Data is hard to clean in real time.

It's easy to export static data into Excel and manually clean it by deleting rows that don’t make sense and removing outliers by hand. But cleaning live data is more challenging—especially if you don't know anything about the factory or process. As a result, data scientists can spend months cleaning data for a single process.

Fero software has process and data engines that auto-clean data in real time. Once your static data has been cleaned and you want to start analyzing live data, you don't need to do any extra work—just enable live optimization mode and Fero will automatically clean and analyze data as it's generated on the factory floor.

Reproducing analyses often requires starting again from scratch.

Say you start a project to find the root cause of an unusually high scrap rate. Later, you want to study emissions generated during the same process and figure out how to reduce them.

If the data scientist has created custom code to deal with the first project, it won't be helpful for the second. Rather, you'll need to start from scratch as your new files and data sources will have many small but significant differences.

Fero makes it easy to ask multiple questions about the same process. You don't need to do any re-work. Rather, just create a new analysis and adjust the factors you want to examine, and the software will get you answers in minutes.

2. Collaboration issues

Once the models have been built, they'll then need to actually be implemented.
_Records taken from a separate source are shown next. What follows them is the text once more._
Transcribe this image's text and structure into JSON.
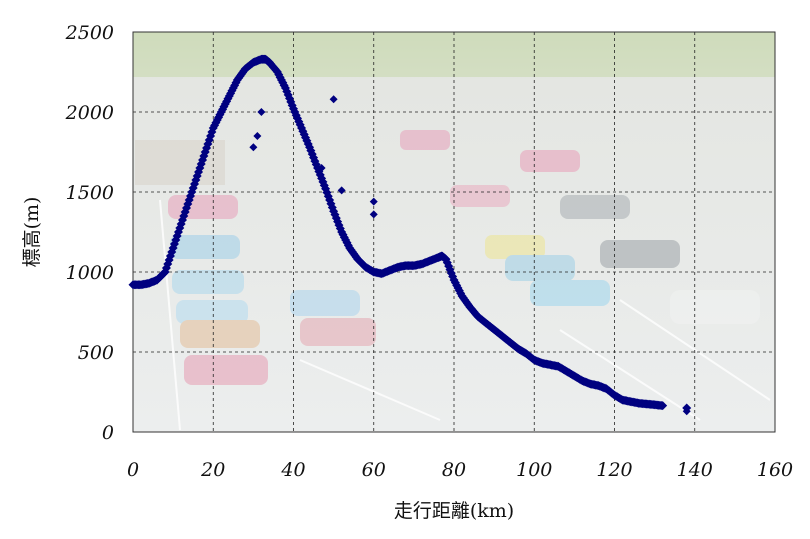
{
  "chart_data": {
    "type": "scatter",
    "title": "",
    "xlabel": "走行距離(km)",
    "ylabel": "標高(m)",
    "xlim": [
      0,
      160
    ],
    "ylim": [
      0,
      2500
    ],
    "x_ticks": [
      "0",
      "20",
      "40",
      "60",
      "80",
      "100",
      "120",
      "140",
      "160"
    ],
    "y_ticks": [
      "0",
      "500",
      "1000",
      "1500",
      "2000",
      "2500"
    ],
    "grid": true,
    "legend": "none",
    "marker": "diamond",
    "marker_color": "#000080",
    "background": "aerial photo of a parking lot with parked cars (faded)",
    "series": [
      {
        "x": [
          0,
          2,
          4,
          6,
          8,
          10,
          12,
          14,
          16,
          18,
          20,
          22,
          24,
          26,
          28,
          30,
          32,
          33,
          34,
          36,
          38,
          40,
          42,
          44,
          46,
          48,
          50,
          52,
          54,
          56,
          58,
          60,
          62,
          64,
          66,
          68,
          70,
          72,
          74,
          76,
          77,
          78,
          80,
          82,
          84,
          86,
          88,
          90,
          92,
          94,
          96,
          98,
          100,
          102,
          104,
          106,
          108,
          110,
          112,
          114,
          116,
          118,
          120,
          122,
          124,
          126,
          128,
          130,
          132,
          138
        ],
        "y": [
          920,
          920,
          930,
          950,
          1000,
          1150,
          1300,
          1450,
          1600,
          1750,
          1900,
          2000,
          2100,
          2200,
          2270,
          2310,
          2330,
          2330,
          2310,
          2250,
          2150,
          2020,
          1900,
          1780,
          1650,
          1520,
          1380,
          1250,
          1150,
          1080,
          1030,
          1000,
          990,
          1010,
          1030,
          1040,
          1040,
          1050,
          1070,
          1090,
          1100,
          1080,
          950,
          850,
          780,
          720,
          680,
          640,
          600,
          560,
          520,
          490,
          450,
          430,
          420,
          410,
          380,
          350,
          320,
          300,
          290,
          270,
          230,
          200,
          190,
          180,
          175,
          170,
          165,
          150
        ]
      }
    ],
    "scatter_outliers": [
      {
        "x": 30,
        "y": 1780
      },
      {
        "x": 31,
        "y": 1850
      },
      {
        "x": 32,
        "y": 2000
      },
      {
        "x": 47,
        "y": 1650
      },
      {
        "x": 50,
        "y": 2080
      },
      {
        "x": 52,
        "y": 1510
      },
      {
        "x": 60,
        "y": 1440
      },
      {
        "x": 60,
        "y": 1360
      },
      {
        "x": 138,
        "y": 130
      }
    ]
  }
}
This leads to another set of practical challenges:

Splitting work between the data scientist and the domain expert is inefficient.

The person preparing and cleaning the data is typically the data scientist, but the person who actually knows the data is the domain expert. So this requires a lot of back and forth: the data scientist has to talk to the domain expert to get some code, they'll share the result, they have to look at the graphs to see if it makes sense, etc.
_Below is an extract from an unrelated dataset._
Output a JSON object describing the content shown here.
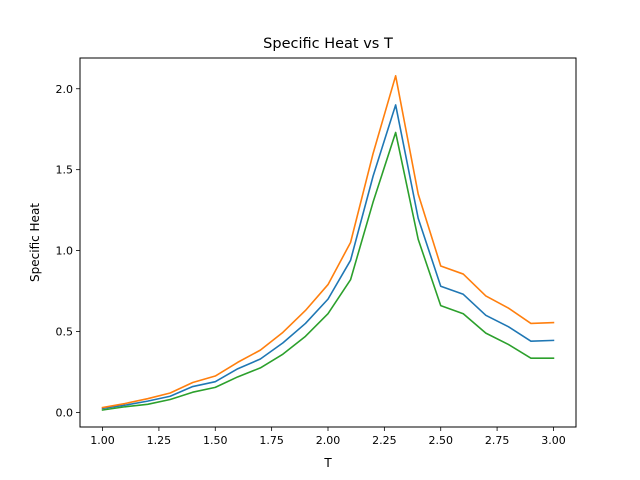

We cut this back and forth out. When you set up a process in Fero, the domain expert adds information about the factory, such as the number of stages in the process and how long items spend in each stage. This information is then used to clean and prepare the data and build accurate models—so the data scientists can spend their time analyzing and discussing the results with their domain expert colleagues.

The data scientist leaves.

They wrote custom code, but now you don't know how to maintain it or what to do with it. You need to find another data scientist to help deal with those issues. (This issue is compounded when it's a student intern doing the data science work!)

With Fero, you no longer have to worry about orphaned projects like this. Anyone can use Fero easily—no code required.

3. Trust issues

Building a model is only part of the challenge. A model with X% accuracy doesn't automatically translate into ROI. If this model is sitting on some engineer's workstation, it doesn't bring value.

Trust is the main obstacle hindering the adoption of machine learning in the industrial space. If you're planning to build your own models, you'll likely use off-the-shelf models. These aren't built for industry, so they're not explainable—users won't be able to see how they work or be able to use them to get a deep understanding of their processes. That means those who actually work on the factory floor may not buy into them, thus wasting your investment.

If you don't already employ data scientists, hiring contractors will add significant cost to your budget. And if you already have your own data scientists, great! You should leverage them to address as many data-driven analyses as possible by providing them good software to cover the more routine parts of their jobs.

As we've seen in a plethora of recent surveys, many manufacturers are eager to invest in AI and machine learning, yet few companies actually see value from their AI investments. To buck the trend, you'll need a solution that works, and that engineers and operators can be confident will make their work easier.